Texas Tech has signed a collaboration agreement with the Iraqi government to help promote higher education and scientific research.

The agreement is between Tech and Iraq’s Ministry of Higher Education and Scientific Research to pave the way for students and faculty from Iraq to attend Texas Tech.

The agreement includes incentives for doctoral students with high qualifications to complete their degree at Texas Tech and return to Iraqi institutions to improve their curricula in science, technology, engineering, and mathematics disciplines.

“Iraq is really struggling, and that’s the reason why they’ve set up special funds for education,” said Ron Chesser, director of the Center for Environmental Radiation Studies and one of the coordinators for the agreement. “The country has lost a generation of science and technology training.”

Tech has agreed to pay for four highly qualified doctoral candidates in STEM fields to get a degree at the university. The candidates will also receive a $20,400 stipend in addition to their fees and tuition.

“They will go back to the universities in Iraq and improve the Iraqi curriculum by taking what they’ve learned here and incorporating it into their universities there. It’s more of a technology and educational transfer,” Chesser continued.

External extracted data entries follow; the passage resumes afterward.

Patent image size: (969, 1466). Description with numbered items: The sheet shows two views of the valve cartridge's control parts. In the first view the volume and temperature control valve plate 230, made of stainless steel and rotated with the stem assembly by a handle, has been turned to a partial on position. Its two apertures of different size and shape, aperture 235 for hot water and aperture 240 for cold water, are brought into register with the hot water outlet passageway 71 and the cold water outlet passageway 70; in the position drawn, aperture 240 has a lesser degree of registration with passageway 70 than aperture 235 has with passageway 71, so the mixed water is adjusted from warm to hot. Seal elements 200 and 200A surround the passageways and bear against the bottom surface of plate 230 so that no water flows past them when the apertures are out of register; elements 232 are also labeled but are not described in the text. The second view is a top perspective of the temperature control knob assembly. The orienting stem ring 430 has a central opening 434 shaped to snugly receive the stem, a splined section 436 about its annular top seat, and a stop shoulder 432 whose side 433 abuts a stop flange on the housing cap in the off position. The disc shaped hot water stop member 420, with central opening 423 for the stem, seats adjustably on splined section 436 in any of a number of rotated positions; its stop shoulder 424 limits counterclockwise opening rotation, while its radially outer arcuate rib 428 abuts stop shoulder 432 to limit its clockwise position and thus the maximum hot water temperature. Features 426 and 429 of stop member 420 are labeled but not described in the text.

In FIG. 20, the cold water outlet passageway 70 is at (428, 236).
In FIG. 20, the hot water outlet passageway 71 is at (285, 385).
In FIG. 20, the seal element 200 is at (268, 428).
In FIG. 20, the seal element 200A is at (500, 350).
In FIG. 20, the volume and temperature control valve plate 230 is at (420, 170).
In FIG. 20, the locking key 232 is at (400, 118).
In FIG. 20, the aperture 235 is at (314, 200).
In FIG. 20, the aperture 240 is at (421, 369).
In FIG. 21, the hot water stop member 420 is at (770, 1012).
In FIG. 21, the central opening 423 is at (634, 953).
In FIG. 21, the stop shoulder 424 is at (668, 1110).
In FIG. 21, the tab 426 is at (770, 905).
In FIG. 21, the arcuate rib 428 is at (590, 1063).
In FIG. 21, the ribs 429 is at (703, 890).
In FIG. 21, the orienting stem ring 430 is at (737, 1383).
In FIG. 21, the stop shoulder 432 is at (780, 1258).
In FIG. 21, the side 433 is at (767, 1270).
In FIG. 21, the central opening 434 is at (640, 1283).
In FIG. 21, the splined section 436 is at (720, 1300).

Four-week training workshops for Iraqi professors will be paid for by the Iraqi government as well. It will allow them to explore principles of teaching and learning.

Iraq will also pay to help doctoral students already working on their dissertations but in need of technology or analytical tools unavailable in their country to come to Tech for a maximum of six months to finish their degrees.

Iraqi applications to Texas Tech are expected to begin in Spring of 2013, and students will start arriving on campus by fall of 2013.